Nearly every difference between nonprofit and for-profit organizations refers to their objectives and the supplies and inputs they employ to achieve their goals.
For-Profit: The goal of a for-profit company is to return dividends to shareholders. Their primary mission is to generate income and develop effective products and services that are valuable to consumers.
Nonprofit: What is social entrepreneurship? At its most basic level, it can be defined as doing business for a social cause. While a nonprofit doesn’t prioritize profits over advocating for a social cause or a particular standpoint, it needs to make enough money to operate.
For-Profit: For-profit organizations finance their operations using bank loans, local investors, and revenue from sales.
Nonprofit: Nonprofits often seek out private donations of time and money, corporate sponsorships, crowdfunding, or a government grant (1). In the classic hard money vs soft money dichotomy (regulated and unregulated donations), nonprofits aim for a healthy split.
Both for-profit and nonprofit organizations need to be sustainable in time. Because of this, it's not surprising they share similar operational principles.
For-Profit: A for-profit organization seeks to establish a relationship with consumers, who in turn purchase products and services and generate revenue. Ideally, this relationship becomes a continuous feedback loop that allows the company to increase profitability and expand its offerings to reach new audiences.
Nonprofit: Nonprofits typically approach their audiences with a message (about a product, service, or action). They must reach a more diverse audience that includes volunteers, donors, corporate sponsors, and the general public. Because of this, not-for-profit organizations (NFPs) must carefully consider the interests of each segment.
For-Profit: For-profit corporations rely on paid employees and consultants for analysis, forecast, and overall company vision.
Nonprofit: Nonprofits often invite outside stakeholders ¬–normally people who support or benefit from their work¬– to participate in strategic planning. A nonprofit may rely heavily on volunteer staff.
For-Profit: In a for-profit corporation, the board of directors establishes general policies and objectives. Under the management stewardship (2), staff fills in the particulars with recommendations on how to attain said goals. Leadership responsibilities are distributed amongst a select group of individuals who have a stake in the financial success of the organization.
Nonprofit: Nonprofit board members participate more heavily in developing a plan from its initial stages, often serving on one or multiple strategic planning committees. NFPs are led by a board of directors that guides the future of the organization without possessing direct financial ownership.
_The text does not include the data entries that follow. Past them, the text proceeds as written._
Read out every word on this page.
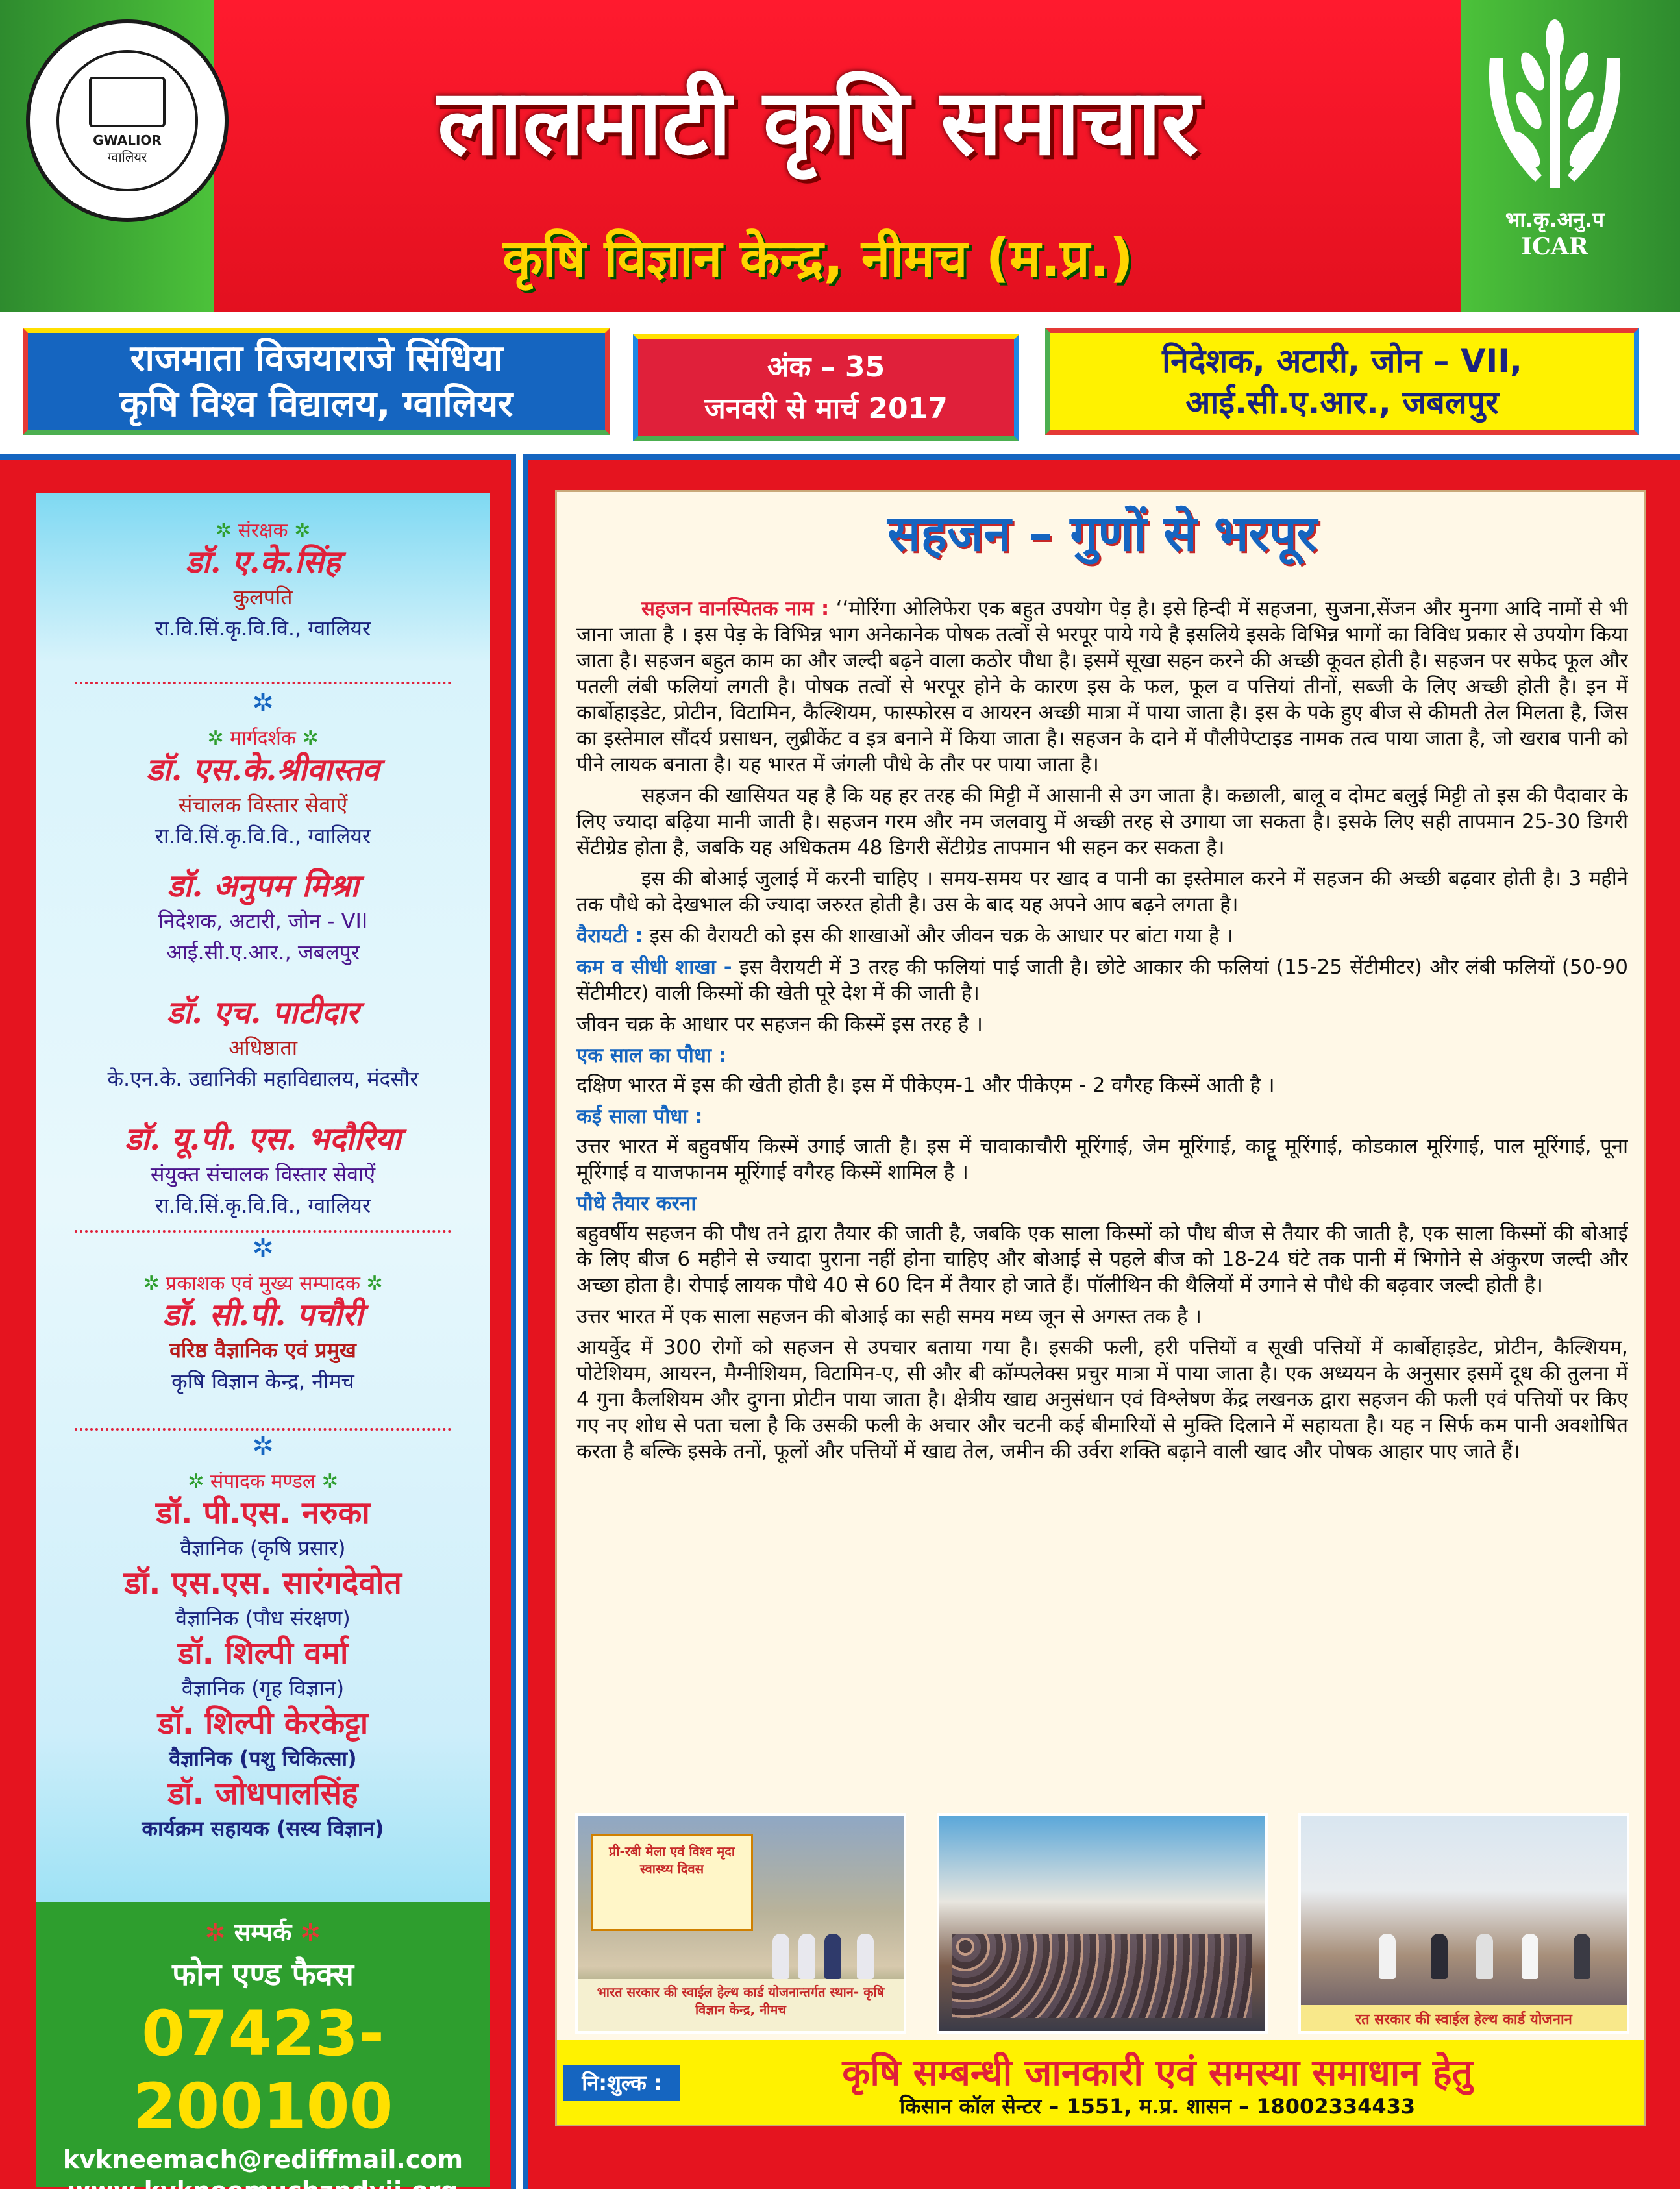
GWALIOR
ग्वालियर	लालमाटी कृषि समाचार
कृषि विज्ञान केन्द्र, नीमच (म.प्र.)
भा.कृ.अनु.प
ICAR
राजमाता विजयाराजे सिंधिया
कृषि विश्व विद्यालय, ग्वालियर
अंक – 35
जनवरी से मार्च 2017
निदेशक, अटारी, जोन – VII,
आई.सी.ए.आर., जबलपुर
✲ संरक्षक ✲
डॉ. ए.के.सिंह
कुलपति
रा.वि.सिं.कृ.वि.वि., ग्वालियर
✲
✲ मार्गदर्शक ✲
डॉ. एस.के.श्रीवास्तव
संचालक विस्तार सेवाऐं
रा.वि.सिं.कृ.वि.वि., ग्वालियर
डॉ. अनुपम मिश्रा
निदेशक, अटारी, जोन - VII
आई.सी.ए.आर., जबलपुर
डॉ. एच. पाटीदार
अधिष्ठाता
के.एन.के. उद्यानिकी महाविद्यालय, मंदसौर
डॉ. यू.पी. एस. भदौरिया
संयुक्त संचालक विस्तार सेवाऐं
रा.वि.सिं.कृ.वि.वि., ग्वालियर
✲
✲ प्रकाशक एवं मुख्य सम्पादक ✲
डॉ. सी.पी. पचौरी
वरिष्ठ वैज्ञानिक एवं प्रमुख
कृषि विज्ञान केन्द्र, नीमच
✲
✲ संपादक मण्डल ✲
डॉ. पी.एस. नरुका
वैज्ञानिक (कृषि प्रसार)
डॉ. एस.एस. सारंगदेवोत
वैज्ञानिक (पौध संरक्षण)
डॉ. शिल्पी वर्मा
वैज्ञानिक (गृह विज्ञान)
डॉ. शिल्पी केरकेट्टा
वैज्ञानिक (पशु चिकित्सा)
डॉ. जोधपालसिंह
कार्यक्रम सहायक (सस्य विज्ञान)
✲ सम्पर्क ✲
फोन एण्ड फैक्स
07423-200100
kvkneemach@rediffmail.com
www.kvkneemuchzpdvii.org
सहजन – गुणों से भरपूर

सहजन वानस्पितक नाम : ‘‘मोरिंगा ओलिफेरा एक बहुत उपयोग पेड़ है। इसे हिन्दी में सहजना, सुजना,सेंजन और मुनगा आदि नामों से भी जाना जाता है । इस पेड़ के विभिन्न भाग अनेकानेक पोषक तत्वों से भरपूर पाये गये है इसलिये इसके विभिन्न भागों का विविध प्रकार से उपयोग किया जाता है। सहजन बहुत काम का और जल्दी बढ़ने वाला कठोर पौधा है। इसमें सूखा सहन करने की अच्छी कूवत होती है। सहजन पर सफेद फूल और पतली लंबी फलियां लगती है। पोषक तत्वों से भरपूर होने के कारण इस के फल, फूल व पत्तियां तीनों, सब्जी के लिए अच्छी होती है। इन में कार्बोहाइडेट, प्रोटीन, विटामिन, कैल्शियम, फास्फोरस व आयरन अच्छी मात्रा में पाया जाता है। इस के पके हुए बीज से कीमती तेल मिलता है, जिस का इस्तेमाल सौंदर्य प्रसाधन, लुब्रीकेंट व इत्र बनाने में किया जाता है। सहजन के दाने में पौलीपेप्टाइड नामक तत्व पाया जाता है, जो खराब पानी को पीने लायक बनाता है। यह भारत में जंगली पौधे के तौर पर पाया जाता है।

सहजन की खासियत यह है कि यह हर तरह की मिट्टी में आसानी से उग जाता है। कछाली, बालू व दोमट बलुई मिट्टी तो इस की पैदावार के लिए ज्यादा बढ़िया मानी जाती है। सहजन गरम और नम जलवायु में अच्छी तरह से उगाया जा सकता है। इसके लिए सही तापमान 25-30 डिगरी सेंटीग्रेड होता है, जबकि यह अधिकतम 48 डिगरी सेंटीग्रेड तापमान भी सहन कर सकता है।

इस की बोआई जुलाई में करनी चाहिए । समय-समय पर खाद व पानी का इस्तेमाल करने में सहजन की अच्छी बढ़वार होती है। 3 महीने तक पौधे को देखभाल की ज्यादा जरुरत होती है। उस के बाद यह अपने आप बढ़ने लगता है।

वैरायटी : इस की वैरायटी को इस की शाखाओं और जीवन चक्र के आधार पर बांटा गया है ।

कम व सीधी शाखा - इस वैरायटी में 3 तरह की फलियां पाई जाती है। छोटे आकार की फलियां (15-25 सेंटीमीटर) और लंबी फलियों (50-90 सेंटीमीटर) वाली किस्मों की खेती पूरे देश में की जाती है।

जीवन चक्र के आधार पर सहजन की किस्में इस तरह है ।

एक साल का पौधा :

दक्षिण भारत में इस की खेती होती है। इस में पीकेएम-1 और पीकेएम - 2 वगैरह किस्में आती है ।

कई साला पौधा :

उत्तर भारत में बहुवर्षीय किस्में उगाई जाती है। इस में चावाकाचौरी मूरिंगाई, जेम मूरिंगाई, काट्टू मूरिंगाई, कोडकाल मूरिंगाई, पाल मूरिंगाई, पूना मूरिंगाई व याजफानम मूरिंगाई वगैरह किस्में शामिल है ।

पौधे तैयार करना

बहुवर्षीय सहजन की पौध तने द्वारा तैयार की जाती है, जबकि एक साला किस्मों को पौध बीज से तैयार की जाती है, एक साला किस्मों की बोआई के लिए बीज 6 महीने से ज्यादा पुराना नहीं होना चाहिए और बोआई से पहले बीज को 18-24 घंटे तक पानी में भिगोने से अंकुरण जल्दी और अच्छा होता है। रोपाई लायक पौधे 40 से 60 दिन में तैयार हो जाते हैं। पॉलीथिन की थैलियों में उगाने से पौधे की बढ़वार जल्दी होती है।

उत्तर भारत में एक साला सहजन की बोआई का सही समय मध्य जून से अगस्त तक है ।

आयर्वुेद में 300 रोगों को सहजन से उपचार बताया गया है। इसकी फली, हरी पत्तियों व सूखी पत्तियों में कार्बोहाइडेट, प्रोटीन, कैल्शियम, पोटेशियम, आयरन, मैग्नीशियम, विटामिन-ए, सी और बी कॉम्पलेक्स प्रचुर मात्रा में पाया जाता है। एक अध्ययन के अनुसार इसमें दूध की तुलना में 4 गुना कैलशियम और दुगना प्रोटीन पाया जाता है। क्षेत्रीय खाद्य अनुसंधान एवं विश्लेषण केंद्र लखनऊ द्वारा सहजन की फली एवं पत्तियों पर किए गए नए शोध से पता चला है कि उसकी फली के अचार और चटनी कई बीमारियों से मुक्ति दिलाने में सहायता है। यह न सिर्फ कम पानी अवशोषित करता है बल्कि इसके तनों, फूलों और पत्तियों में खाद्य तेल, जमीन की उर्वरा शक्ति बढ़ाने वाली खाद और पोषक आहार पाए जाते हैं।

प्री-रबी मेला एवं विश्व मृदा स्वास्थ्य दिवस
भारत सरकार की स्वाईल हेल्थ कार्ड योजनान्तर्गत स्थान- कृषि विज्ञान केन्द्र, नीमच
रत सरकार की स्वाईल हेल्थ कार्ड योजनान
नि:शुल्क :	कृषि सम्बन्धी जानकारी एवं समस्या समाधान हेतु
किसान कॉल सेन्टर – 1551, म.प्र. शासन – 18002334433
Leadership has to balance financial concerns with social and/or environmental issues, depending on the nature of the nonprofit.
For-Profit: Because of the goal of financial gain, the culture within for-profit organizations focuses on finances and business metrics (KPIs). Employees are encouraged to be innovative, as the creation of new products and markets can increase short and long-term revenue for the company.
Nonprofit: The culture within a nonprofit is more community-oriented and employees are less driven by financial incentives and more by the organization’s mission. It’s common for those working for a nonprofit organization to continue advocating for it outside office hours.
Both for-profit and nonprofit organizations need to be sustainable in time. Because of this, is not surprising they share similar operational principles.
Sustainable success for an organization of any size or type must be built on a strong foundation, supported by a clearly stated and well-understood mission statement, strong governance principles, and willingness to embrace change and adapt accordingly.
When it comes to strategic planning, for-profit and nonprofit organizations benefit from the same tools. Both must determine strengths, weaknesses, opportunities, and threats, and establish their objectives accordingly.
Both for-profit and nonprofit organizations can become incorporated at state level in the United States. This provides financial and legal security to their employees.
- Grant definition: A sum of money given by an organization, especially a government, for a particular purpose.
- Stewardship definition: The job of supervising or taking care of something, such as an organization or property.